Monday, December 22, 2014

Best of 2014: Kara Walker at the Domino Sugar Factory

Kara Walker's A Subtlety at the Domino Sugar Refining Plant


When I called Ai Weiwei's show at the Brooklyn Museum the most impressive exhibition of the year, I may have misspoken. That title might more rightly be given to Kara Walker's incredible installation this spring and summer at the former Domino Sugar factory in Williamsburg. For two months, at no charge (other than the price of standing in a reliably blocks-long line), the public could visit "A Subtlety, or the Marvelous Sugar Baby, an Homage to the upaid and overworked Artisans who have refined our Sweet tastes from the cane fields to the Kitchens of the New World on the Occasion of the demolition of the Domino Sugar Refining Plant."

Entrance to Walker's installation at the Domino Sugar storage shed



Using the soon-to-be-demolished sugar storage shed as an integral actor, Ms. Walker's immense exhibition drew on centuries of the sugar trade's ugly history to explore themes of oppression, exploitation, stereotypes and the objectification of African-American bodies. Dark walls caked with decades of molasses residue, resembling stalactites, imbued the cavernous space with an overpowering scent of sweetness. Light streamed in from clerestories high overhead to illuminate Walker's focal point, a 75-foot-long by 35-foot-high sphinx fashioned from polystyrene coated in bleached sugar. Lording over the warehouse, the head of the sphinx took cues from imagery of the Mamie stereotype of America's not-so-distant past. Her body represented an exaggeration of the overtly sexualized objectification of black women, a depressingly familiar presence in contemporary popular culture, but just the latest strand in a thread that can be traced back hundreds of years. After a month and a half of existence, the sphinx showed signs of discoloration due to sun, leaks in the roof and exposure to hundreds of visitors per day.

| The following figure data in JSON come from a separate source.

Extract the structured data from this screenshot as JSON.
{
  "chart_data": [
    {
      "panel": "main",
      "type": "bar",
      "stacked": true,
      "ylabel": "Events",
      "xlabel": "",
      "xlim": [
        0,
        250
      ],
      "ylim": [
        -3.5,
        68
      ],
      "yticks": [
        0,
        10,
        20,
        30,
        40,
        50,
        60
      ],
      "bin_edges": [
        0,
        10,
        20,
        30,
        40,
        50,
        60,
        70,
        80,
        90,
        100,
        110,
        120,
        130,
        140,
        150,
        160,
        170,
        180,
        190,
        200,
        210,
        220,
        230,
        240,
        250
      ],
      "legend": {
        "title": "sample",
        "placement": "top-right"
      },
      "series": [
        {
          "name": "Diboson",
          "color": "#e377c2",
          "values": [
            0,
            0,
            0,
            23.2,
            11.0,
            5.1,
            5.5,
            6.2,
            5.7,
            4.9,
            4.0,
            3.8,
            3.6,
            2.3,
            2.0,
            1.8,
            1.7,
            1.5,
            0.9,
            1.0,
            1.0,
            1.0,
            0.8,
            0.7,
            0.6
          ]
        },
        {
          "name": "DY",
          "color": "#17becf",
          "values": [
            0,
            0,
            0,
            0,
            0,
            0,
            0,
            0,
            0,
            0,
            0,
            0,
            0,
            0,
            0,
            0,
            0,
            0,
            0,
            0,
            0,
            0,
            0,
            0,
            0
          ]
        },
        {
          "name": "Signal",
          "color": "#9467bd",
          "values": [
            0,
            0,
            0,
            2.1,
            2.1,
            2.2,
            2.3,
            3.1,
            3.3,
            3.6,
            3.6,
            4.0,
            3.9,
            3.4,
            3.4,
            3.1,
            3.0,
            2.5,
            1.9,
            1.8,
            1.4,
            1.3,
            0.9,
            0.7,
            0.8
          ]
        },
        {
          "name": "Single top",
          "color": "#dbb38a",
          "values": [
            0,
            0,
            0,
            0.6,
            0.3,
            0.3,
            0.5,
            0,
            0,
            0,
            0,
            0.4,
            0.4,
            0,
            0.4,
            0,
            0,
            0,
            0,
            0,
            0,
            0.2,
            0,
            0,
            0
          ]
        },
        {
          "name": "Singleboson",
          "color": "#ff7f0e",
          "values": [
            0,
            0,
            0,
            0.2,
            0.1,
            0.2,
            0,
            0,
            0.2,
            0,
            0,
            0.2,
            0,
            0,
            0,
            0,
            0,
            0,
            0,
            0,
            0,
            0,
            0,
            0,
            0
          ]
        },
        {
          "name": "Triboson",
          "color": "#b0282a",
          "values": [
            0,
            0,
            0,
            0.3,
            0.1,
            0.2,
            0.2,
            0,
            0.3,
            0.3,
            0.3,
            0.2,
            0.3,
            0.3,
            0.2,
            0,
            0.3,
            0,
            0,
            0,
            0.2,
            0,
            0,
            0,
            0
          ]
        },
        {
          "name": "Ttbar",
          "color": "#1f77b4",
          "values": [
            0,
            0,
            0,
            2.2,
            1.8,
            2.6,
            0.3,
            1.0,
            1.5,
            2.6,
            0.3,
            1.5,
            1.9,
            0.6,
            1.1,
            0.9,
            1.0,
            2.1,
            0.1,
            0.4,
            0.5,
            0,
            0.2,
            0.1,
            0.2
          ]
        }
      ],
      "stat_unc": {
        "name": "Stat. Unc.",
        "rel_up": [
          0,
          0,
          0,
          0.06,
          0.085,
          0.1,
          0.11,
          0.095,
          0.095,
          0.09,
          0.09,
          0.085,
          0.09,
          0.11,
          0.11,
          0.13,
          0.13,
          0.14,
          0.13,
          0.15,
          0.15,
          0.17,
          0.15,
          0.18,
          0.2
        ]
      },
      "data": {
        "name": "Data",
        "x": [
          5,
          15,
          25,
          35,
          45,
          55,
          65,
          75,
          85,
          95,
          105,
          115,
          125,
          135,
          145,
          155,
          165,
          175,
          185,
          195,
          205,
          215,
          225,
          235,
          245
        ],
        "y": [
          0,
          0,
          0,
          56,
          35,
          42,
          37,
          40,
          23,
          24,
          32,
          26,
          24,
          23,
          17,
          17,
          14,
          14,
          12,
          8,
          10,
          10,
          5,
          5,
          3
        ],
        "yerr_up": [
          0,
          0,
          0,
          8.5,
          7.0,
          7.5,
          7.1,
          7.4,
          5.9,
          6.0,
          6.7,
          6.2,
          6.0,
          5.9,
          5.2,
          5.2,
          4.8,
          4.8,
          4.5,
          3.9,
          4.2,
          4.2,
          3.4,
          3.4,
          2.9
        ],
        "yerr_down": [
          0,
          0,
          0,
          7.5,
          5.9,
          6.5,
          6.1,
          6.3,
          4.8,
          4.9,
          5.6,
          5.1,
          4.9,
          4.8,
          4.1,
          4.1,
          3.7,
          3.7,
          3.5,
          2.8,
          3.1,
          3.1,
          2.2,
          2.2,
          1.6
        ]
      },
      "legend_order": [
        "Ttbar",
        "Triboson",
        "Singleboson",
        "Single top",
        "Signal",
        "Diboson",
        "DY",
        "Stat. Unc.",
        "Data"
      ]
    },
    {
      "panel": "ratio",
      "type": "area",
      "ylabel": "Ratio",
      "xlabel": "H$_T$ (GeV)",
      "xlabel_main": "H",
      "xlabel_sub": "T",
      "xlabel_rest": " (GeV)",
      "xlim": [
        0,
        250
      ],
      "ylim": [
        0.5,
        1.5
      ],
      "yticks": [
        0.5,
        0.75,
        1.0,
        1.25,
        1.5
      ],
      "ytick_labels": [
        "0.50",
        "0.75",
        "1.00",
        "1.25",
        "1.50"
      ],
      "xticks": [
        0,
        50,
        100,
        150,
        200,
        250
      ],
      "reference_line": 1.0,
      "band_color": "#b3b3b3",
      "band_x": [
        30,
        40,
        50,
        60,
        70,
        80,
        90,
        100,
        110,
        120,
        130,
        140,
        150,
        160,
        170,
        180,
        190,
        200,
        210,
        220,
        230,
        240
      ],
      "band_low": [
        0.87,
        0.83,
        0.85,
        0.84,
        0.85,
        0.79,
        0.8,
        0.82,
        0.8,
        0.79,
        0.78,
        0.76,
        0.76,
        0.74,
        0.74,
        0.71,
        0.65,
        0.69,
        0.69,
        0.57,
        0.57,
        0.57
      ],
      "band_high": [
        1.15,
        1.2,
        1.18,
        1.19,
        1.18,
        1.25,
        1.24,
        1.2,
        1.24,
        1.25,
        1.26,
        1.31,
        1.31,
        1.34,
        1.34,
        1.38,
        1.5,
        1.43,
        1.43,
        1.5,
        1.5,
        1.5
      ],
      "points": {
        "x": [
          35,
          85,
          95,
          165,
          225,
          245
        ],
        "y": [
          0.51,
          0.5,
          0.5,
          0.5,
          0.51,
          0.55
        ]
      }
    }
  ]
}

Scattered throughout the warehouse and around the base of the sphinx, were molasses statues of children carrying baskets of raw sugar. By the time of our visit, near the end of the show's two-month run, the sculptures were found in various states of decay. Sticky puddles of melted molasses had formed around the children--on the floor, on walls; in low light, one could be forgiven for mistaking the result for pools of blood. The head of one figure had separated from its body, left to melt on the ground.






The show's ephemeral and evolutionary nature gave it a powerful sense of vitality and urgency. Its transience also instilled the feeling that the characters that composed its whole were decaying, and along with the institution that birthed and contained them, would soon be lost to history. But the remarkable impression left by Walker's show will not soon be forgotten.